Jenna stared at the image with a sick feeling building in her stomach. She’d never heard of the Laughing Man until a few weeks ago, and even then not in detail. None of the crew would tell her more than the barest details about him, not even Apirana. Somehow, she suspected that the leering, neon skull obscuring his face was all the detail she needed.
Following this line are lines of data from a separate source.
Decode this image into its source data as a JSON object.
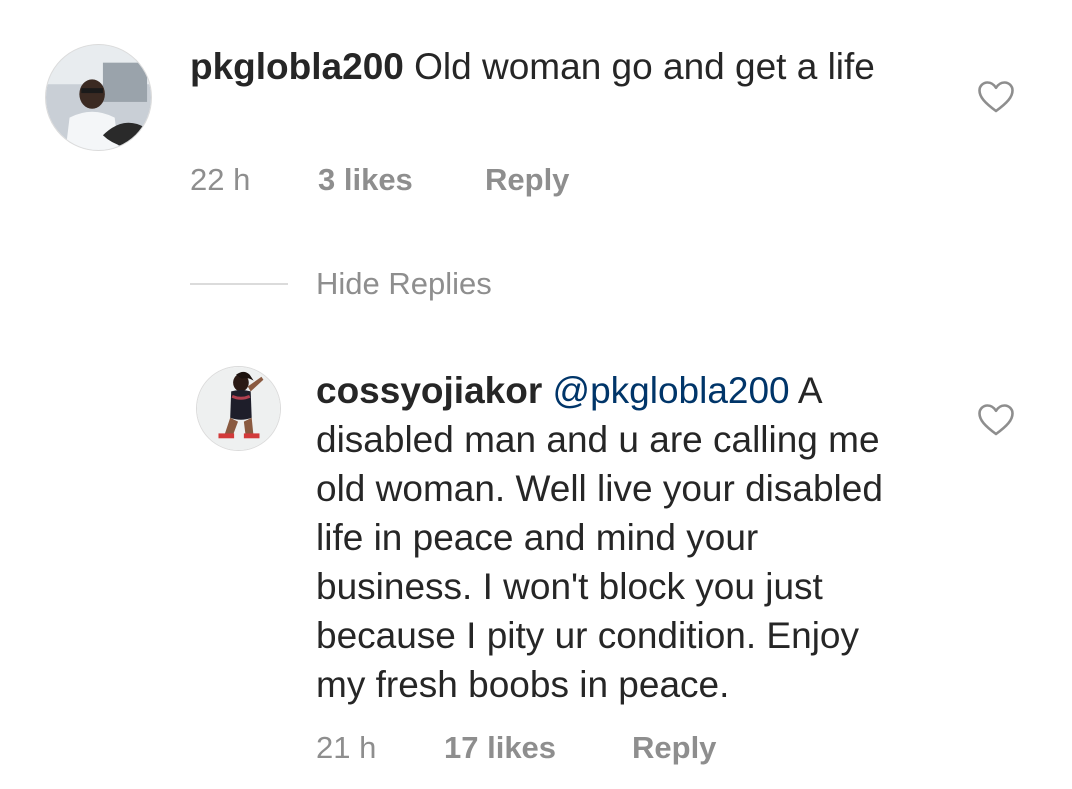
{
  "comments": [
    {
      "username": "pkglobla200",
      "text": "Old woman go and get a life",
      "time": "22 h",
      "likes": "3 likes",
      "reply_label": "Reply",
      "like_icon": "heart-outline-icon"
    }
  ],
  "thread": {
    "toggle_label": "Hide Replies"
  },
  "replies": [
    {
      "username": "cossyojiakor",
      "mention": "@pkglobla200",
      "text": "A disabled man and u are calling me old woman.  Well  live your disabled life in peace and mind your business. I won't block you just because I pity ur condition. Enjoy my fresh boobs in peace.",
      "time": "21 h",
      "likes": "17 likes",
      "reply_label": "Reply",
      "like_icon": "heart-outline-icon"
    }
  ],
  "colors": {
    "text": "#262626",
    "secondary": "#8e8e8e",
    "mention": "#003569",
    "divider": "#dbdbdb"
  }
}
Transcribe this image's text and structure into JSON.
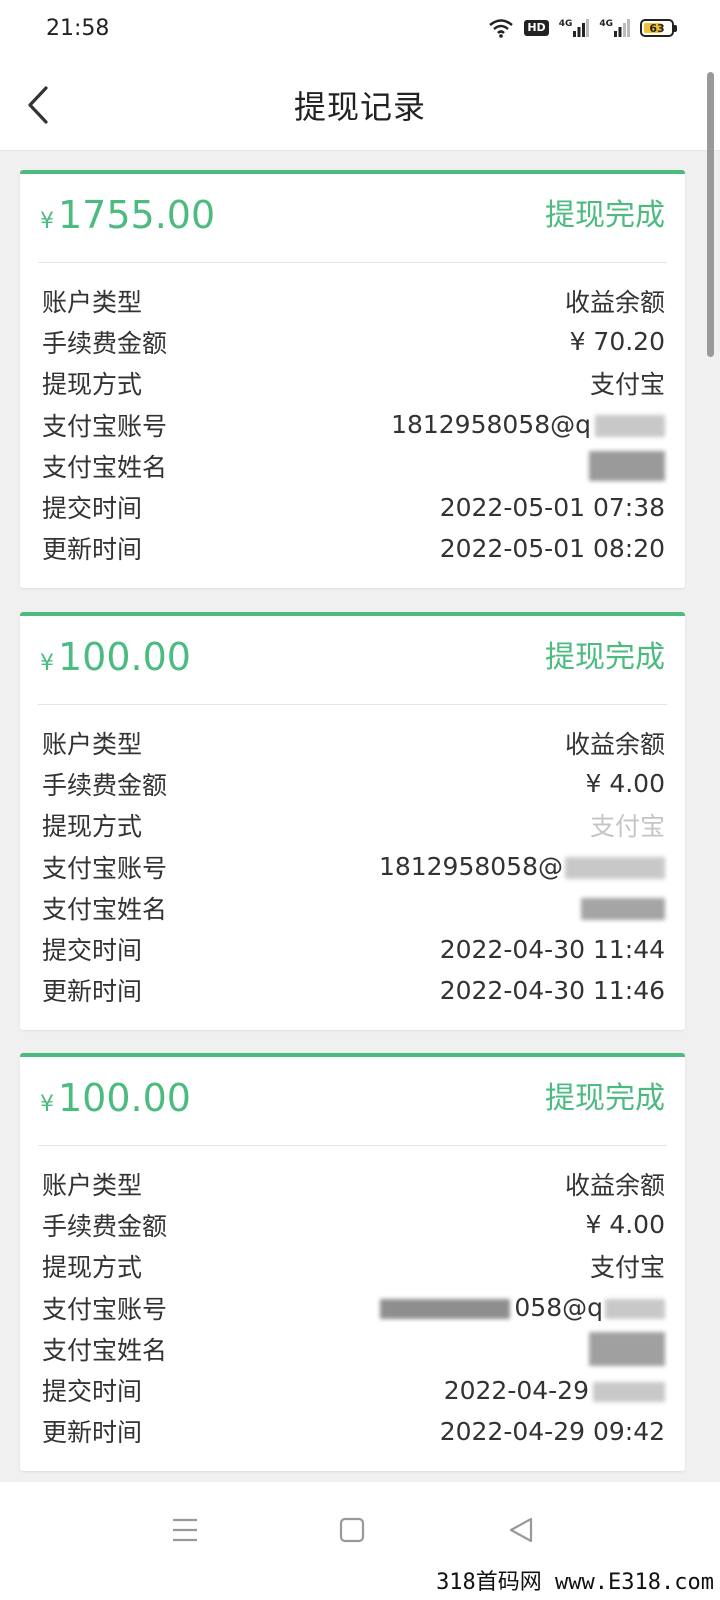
{
  "status_bar": {
    "time": "21:58",
    "hd_label": "HD",
    "network_1": "4G",
    "network_2": "4G",
    "battery": "63"
  },
  "nav": {
    "title": "提现记录",
    "back_icon": "chevron-left-icon"
  },
  "theme": {
    "accent": "#4cbb7f",
    "text": "#333333",
    "background": "#f0f0f0"
  },
  "records": [
    {
      "currency": "¥",
      "amount": "1755.00",
      "status": "提现完成",
      "account_type_label": "账户类型",
      "account_type": "收益余额",
      "fee_label": "手续费金额",
      "fee": "¥ 70.20",
      "method_label": "提现方式",
      "method": "支付宝",
      "alipay_account_label": "支付宝账号",
      "alipay_account": "1812958058@q",
      "alipay_name_label": "支付宝姓名",
      "submit_time_label": "提交时间",
      "submit_time": "2022-05-01 07:38",
      "update_time_label": "更新时间",
      "update_time": "2022-05-01 08:20"
    },
    {
      "currency": "¥",
      "amount": "100.00",
      "status": "提现完成",
      "account_type_label": "账户类型",
      "account_type": "收益余额",
      "fee_label": "手续费金额",
      "fee": "¥ 4.00",
      "method_label": "提现方式",
      "method": "支付宝",
      "alipay_account_label": "支付宝账号",
      "alipay_account": "1812958058@",
      "alipay_name_label": "支付宝姓名",
      "submit_time_label": "提交时间",
      "submit_time": "2022-04-30 11:44",
      "update_time_label": "更新时间",
      "update_time": "2022-04-30 11:46"
    },
    {
      "currency": "¥",
      "amount": "100.00",
      "status": "提现完成",
      "account_type_label": "账户类型",
      "account_type": "收益余额",
      "fee_label": "手续费金额",
      "fee": "¥ 4.00",
      "method_label": "提现方式",
      "method": "支付宝",
      "alipay_account_label": "支付宝账号",
      "alipay_account": "058@q",
      "alipay_name_label": "支付宝姓名",
      "submit_time_label": "提交时间",
      "submit_time": "2022-04-29",
      "update_time_label": "更新时间",
      "update_time": "2022-04-29 09:42"
    }
  ],
  "bottom_nav": {
    "menu_icon": "menu-icon",
    "home_icon": "home-square-icon",
    "back_icon": "back-triangle-icon"
  },
  "watermark": "318首码网 www.E318.com"
}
‘They’re surrounded,’ Rybak said grimly. Jenna looked back at the overhead view and saw to her horror that she was correct: while the rest of the crowd were fleeing, some of its members had pulled hidden guns on the
Keiko
’s crew and got the drop on them. One of the two tails they’d identified now had a gun to the back of Apirana’s head, and she waited in horror for him to pull the trigger. Then the moment passed and the Laughing Man moved towards where Drift stood, unnaturally still.
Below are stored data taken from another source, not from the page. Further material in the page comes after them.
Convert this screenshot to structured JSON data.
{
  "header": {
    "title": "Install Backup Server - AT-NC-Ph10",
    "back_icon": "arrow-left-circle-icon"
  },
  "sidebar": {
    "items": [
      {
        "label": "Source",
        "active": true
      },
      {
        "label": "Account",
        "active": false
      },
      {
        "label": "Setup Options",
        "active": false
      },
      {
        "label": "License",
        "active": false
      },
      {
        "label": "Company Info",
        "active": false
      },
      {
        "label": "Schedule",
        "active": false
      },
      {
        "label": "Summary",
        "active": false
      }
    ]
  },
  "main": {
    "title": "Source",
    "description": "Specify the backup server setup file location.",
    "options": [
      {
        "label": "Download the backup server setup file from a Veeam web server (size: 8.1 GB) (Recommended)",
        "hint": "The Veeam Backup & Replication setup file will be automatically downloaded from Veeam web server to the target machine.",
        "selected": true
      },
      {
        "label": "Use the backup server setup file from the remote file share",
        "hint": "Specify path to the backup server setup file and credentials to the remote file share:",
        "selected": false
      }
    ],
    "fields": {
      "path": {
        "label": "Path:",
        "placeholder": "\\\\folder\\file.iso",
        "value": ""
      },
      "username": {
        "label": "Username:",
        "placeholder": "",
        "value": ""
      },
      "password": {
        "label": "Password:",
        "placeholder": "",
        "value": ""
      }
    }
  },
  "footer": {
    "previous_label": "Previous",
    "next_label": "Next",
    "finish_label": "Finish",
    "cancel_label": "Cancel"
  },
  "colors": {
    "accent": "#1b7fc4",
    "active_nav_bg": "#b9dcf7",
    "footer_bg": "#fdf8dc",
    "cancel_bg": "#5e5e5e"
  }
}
‘He’s going to talk,’ Karhan breathed, ‘thank God.’

‘Too late for Micah,’ Jenna snapped.

‘Small mercies,’ Karhan grimaced. He looked up at another screen, showing a group of blue-armoured shapes making their way through the streets towards St Methodius’ Square. ‘I hope that “Captain” of yours can keep him busy for a couple of minutes.’

‘Talking’s what the Captain does best,’ Jenna said absently, nails digging into her palm.

‘They’ve got some damn cheek, pulling something like this in the open,’ Rybak muttered angrily. ‘The police here must be corrupt as hell.’

‘Not all of them,’ Karhan retorted sharply. He started selecting members of the Laughing Man’s gang, highlighting them on the system and seeking camera angles which would show their faces. ‘Sara, we need idents on all of them, and ships of origin.’

‘Including that bastard,’ Rybak growled, indicating the assassin talking to Drift. Karhan focused one of the street-level cameras on the Laughing Man again, who’d apparently said something to infuriate Rourke.

‘It won’t pick him up!’ Vankova exclaimed in frustration.

‘What do you mean?’ Karhan demanded, looking over at her display. Jenna followed his gaze: sure enough, face after face was appearing and being run through the records, the roar of the terminal’s cooling fans rising as it accessed more and more processing power, but the Laughing Man’s wasn’t among them.

‘It just won’t pick him up!’ Vankova said again, helplessly. ‘It must be the electat; all those fucking colours are throwing off the contour recognition software.’